В дверях показался Михаил, и Катерина быстро удалилась. Пока Иван не передумал, побежала собираться в дорогу.

– Проходи, – мотнул головой барин. – Ну? Как здоровье?

Вид у Мишки был, прямо скажем, не ахти. Голова на сторону перекошена, лицо одутловатое. Что-то не припомнит Иван Ильич, чтобы Мишка после пьянки так выглядел.

– Эко тебя перекосило, неужто от сивухи, – засмеялся Иван Ильич. Он налил чарку и протянул Михаилу. – На-ка, выпей.

Тот молча подошел, принял налитое и залпом выпил. По щекам потекли капли. Он отерся рукавом и в глазах его сразу загорелся озорной огонёк.

– Как? Получше уже?

– Получше, барин. Благодарствую.

– Что-то, Михаил, в последнее время замечать я стал грусть-печаль твою. Откройся, может, помогу твоему горю.

Мишка переминался с ноги на ногу. Видно было, неловко ему перед барином открываться, но другого выхода не было, и он заговорил:

– Да люба мне, барин, одна девка из крепостных твоих. Ой как люба.

– Так за чем дело, бери в жены. Разрешаю.

– Только ведь я ей не люб.

– И что с того? Если прикажу, сразу люб станешь.

– Не знаю, барин.

– А чего тут знать? Я сказал, бери в жены – позволяю.

Мишка как-то невесело это разрешение барина воспринял. Иван Ильич, переспросил:

– Так ты хочешь жениться, или нет?

– Тут такое дело – норовистая она. Вчера по голове меня огрела. Как же я могу на ней жениться. Она и убить меня может, ежели сильно налегать стану. Я уже и так и эдак. Да она всё ни в какую.

– Ну хорошо, завтра пошлю слугу, чтобы ей официально объявили, что она вскорости станет твоей женой. А будет фордыбачить, я её на каторгу в Сибирь сошлю. Так ей слуга и скажет. Сам понимаешь, ей лучше за тебя замуж, а не в Сибирь.

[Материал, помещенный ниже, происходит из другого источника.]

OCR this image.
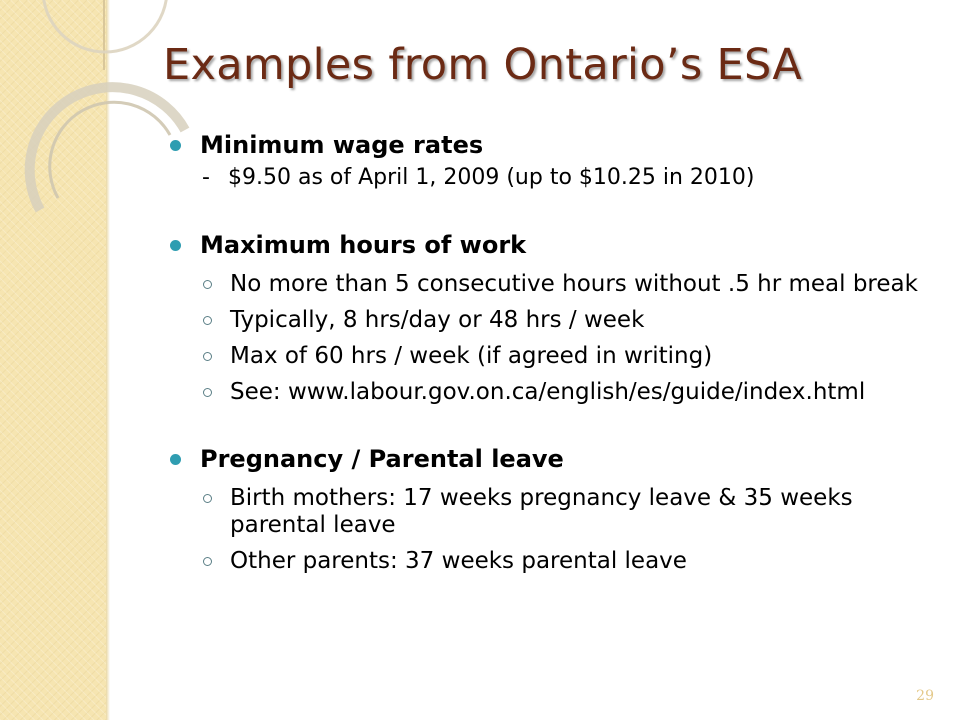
Examples from Ontario’s ESA
Minimum wage rates
- $9.50 as of April 1, 2009 (up to $10.25 in 2010)
Maximum hours of work
No more than 5 consecutive hours without .5 hr meal break
Typically, 8 hrs/day or 48 hrs / week
Max of 60 hrs / week (if agreed in writing)
See: www.labour.gov.on.ca/english/es/guide/index.html
Pregnancy / Parental leave
Birth mothers: 17 weeks pregnancy leave & 35 weeks parental leave
Other parents: 37 weeks parental leave
29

Эти уже слова Мишку очень порадовали. Он засуетился и сразу повеселел.

– Вот спасибочки, Иван Ильич. Я вам по гроб жизни благодарен за такое. Вот спасибочки.

– Ну-ну, ничего, ничего. Ты мне давно верой и правдой служишь, могу и я для тебя что-то хорошее сделать. Ты же скажи хоть, к какой девке слугу посылать?

– Да к Любке, что на свинарнике за свиньями ходит.

– К Любке, так к Любке. Иди, Миша, отдыхай пока.

Михаил ещё долго кланялся, а когда вышел, усмехнулся Иван Ильич и снова за квасом потянулся.

Глава 4

– Барин, дозвольте на кузню по дороге завернуть. Обод маленько погнулся, нужно бы сделать. Не то потом вкругаля только за этим ехать, зря лошадей гонять, – обернулся Гришка кучер к Ивану Ильичу.

– Делай, – задумчиво кивнул тот.

Солнце уже к горизонту клонилось, когда к кузне подъехали. День заканчивался, Ивану Ильичу страсть как домой хотелось. После недолгой поездки возвращался. С коляски не стал выходить. Обод быстро поправили, и Григорий уж на козлы запрыгнул. Повернули к дороге. Медленно пошли лошади.

Вечерняя прохлада окутывала и погружала Ивана Ильича в упоительное состояние задумчивой полудрёмы. Догорающее солнце уже дрожало меж высоких трав луга, и последними лучами озаряло его будто волшебными дорожками. Любоваться этим, чуть приоткрыв глаза, – одно удовольствие.

Но внезапно внимание привлекла одинокая фигура посреди луга. Там, среди трав, что почти до пояса достигали, Иван увидал силуэт девушки. Распущенные волосы лёгким ветерком развивались и падали. Казалось, это луговая фея решила пройти и глянуть на свои владения. Иван Ильич потянулся, чтобы получше рассмотреть её лицо, но поворот дороги резко прервал созерцание девы. Иван заёрзал и попытался выглянуть в заднее оконце, но там уже ничего не было видно. Девушка исчезла, будто и не было её никогда. Будто всё это только в воображении.